Si de verdad creemos que una situación de crisis interpersonal debe resolverse tranquilizando a alguien, habría que recetar fármacos a todos los sujetos involucrados en el conflicto. Si la convivencia resulta insoportable y se considera necesario alejar a las personas las unas de las otras, entonces habrá que ingresarlas por turnos, sin designar a un único chivo expiatorio. He aquí dos propuestas antipsiquiátricas paradójicas para los defensores de la terapia y de los ingresos psiquiátricos.
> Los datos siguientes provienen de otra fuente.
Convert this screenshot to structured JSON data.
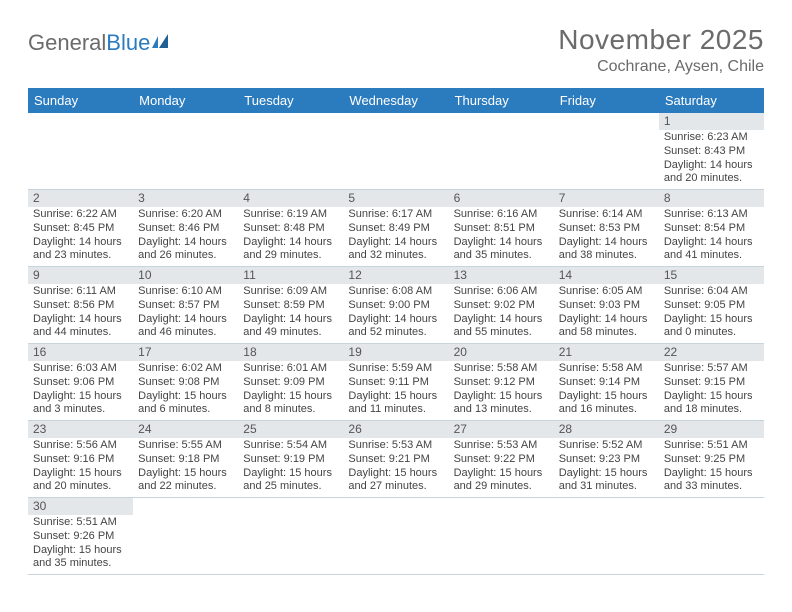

Por lo que nos respecta, nuestra crítica de las terapias psiquiátricas no es una crítica de las elecciones de sus pacientes voluntarios. La idea de estar enfermo y de necesitar un tratamiento no es diferente de la idea de haber sido elegido por Dios y de necesitar un árbol al que poder estar encaramado. La antipsiquiatría respeta estas ideas y quien las formula, independientemente del juicio que cada uno de nosotros puede expresar sobre la psiquiatría o la religión, y del hecho de considerarlas reales o no.
En ambos “bandos”, es necesario que todos dejemos de pensar que las elecciones de las personas tienen sentido sólo si demuestran las verdades que tenemos en nuestra cabeza. El hecho de que las personas rechacen las terapias psiquiátricas no demuestra que esas no son útiles, así como el hecho de que las acepten no demuestra que lo son. De forma análoga, quien rechaza estas terapias no demuestra que está enfermo, así como quien las acepta no demuestra que está sano. Estas elecciones sólo muestran lo que un individuo, en un determinado momento, consigue o puede plantearse o sufrir, como solución para los problemas que tiene, o que causa a sí mismo y a los demás.
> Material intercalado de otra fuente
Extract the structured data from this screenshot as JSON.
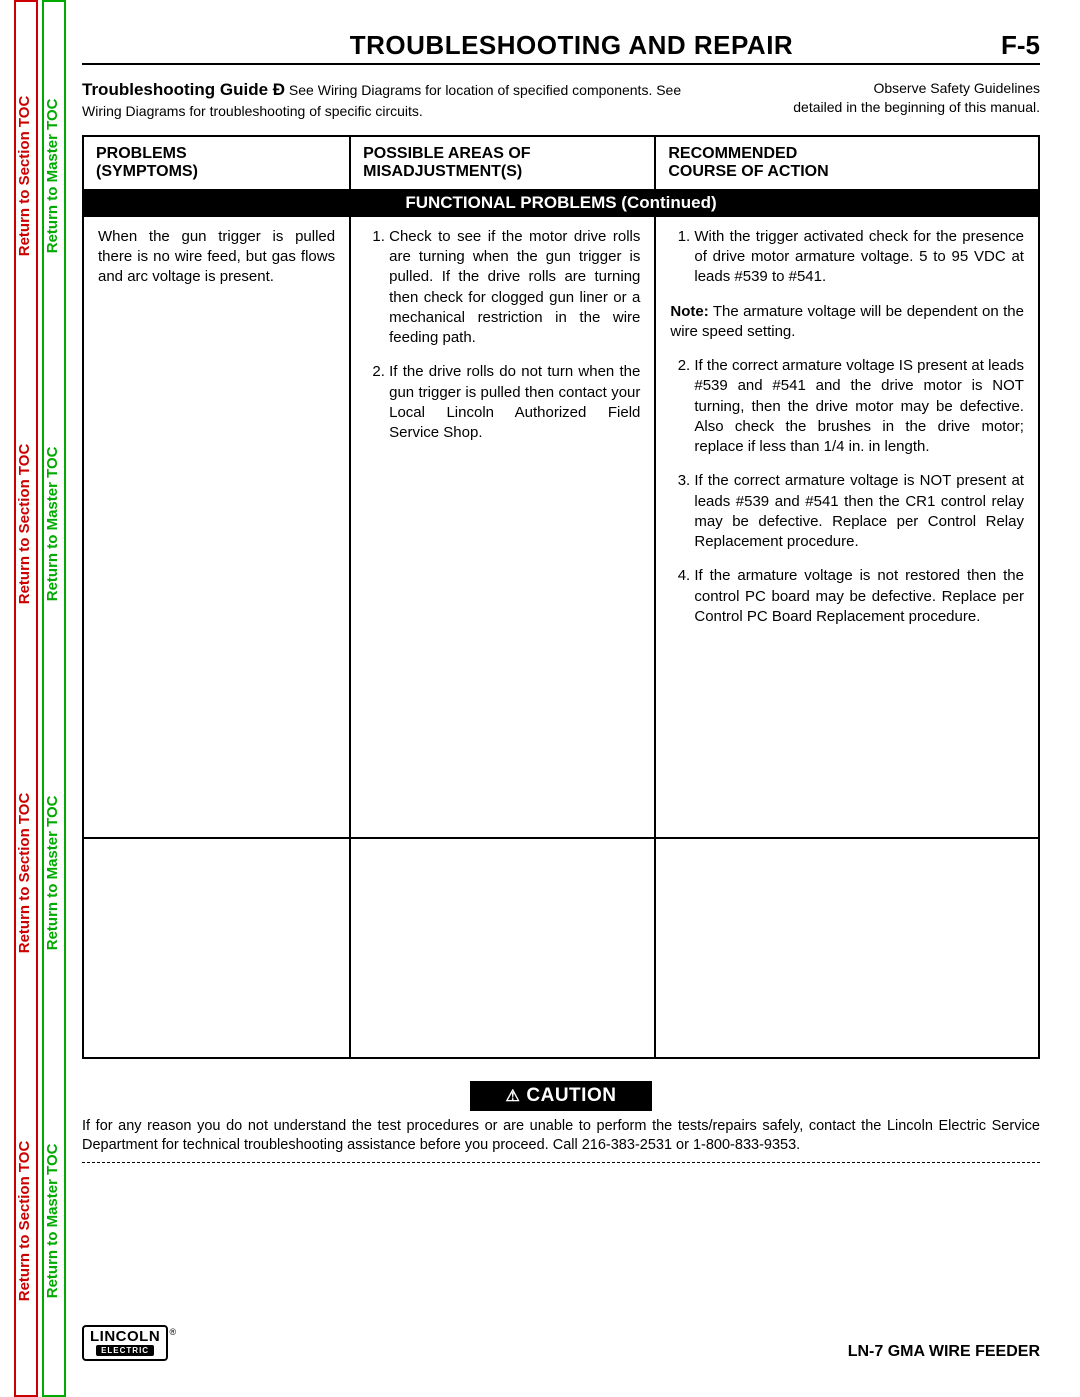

Tanto aceptar los psicofármacos como rechazarlos pueden ser elecciones antipsiquiátricas. En ambos casos, la persona puede tratar de encontrar un sentido para lo que le sucede e intentar afrontar la situación. No tenemos por qué compartir ninguna de estas elecciones, no tenemos por qué esperar que estas confirmen o no nuestras teorías: tenemos que ayudar a las personas, si lo piden, a vivir sus elecciones hasta el final, a ensayarlas y rectificarlas, si hace falta.
En estos casos, la única ayuda realmente necesaria que podemos brindar es dejar de intentar hacerlas razonar y dejar de razonar nosotros también.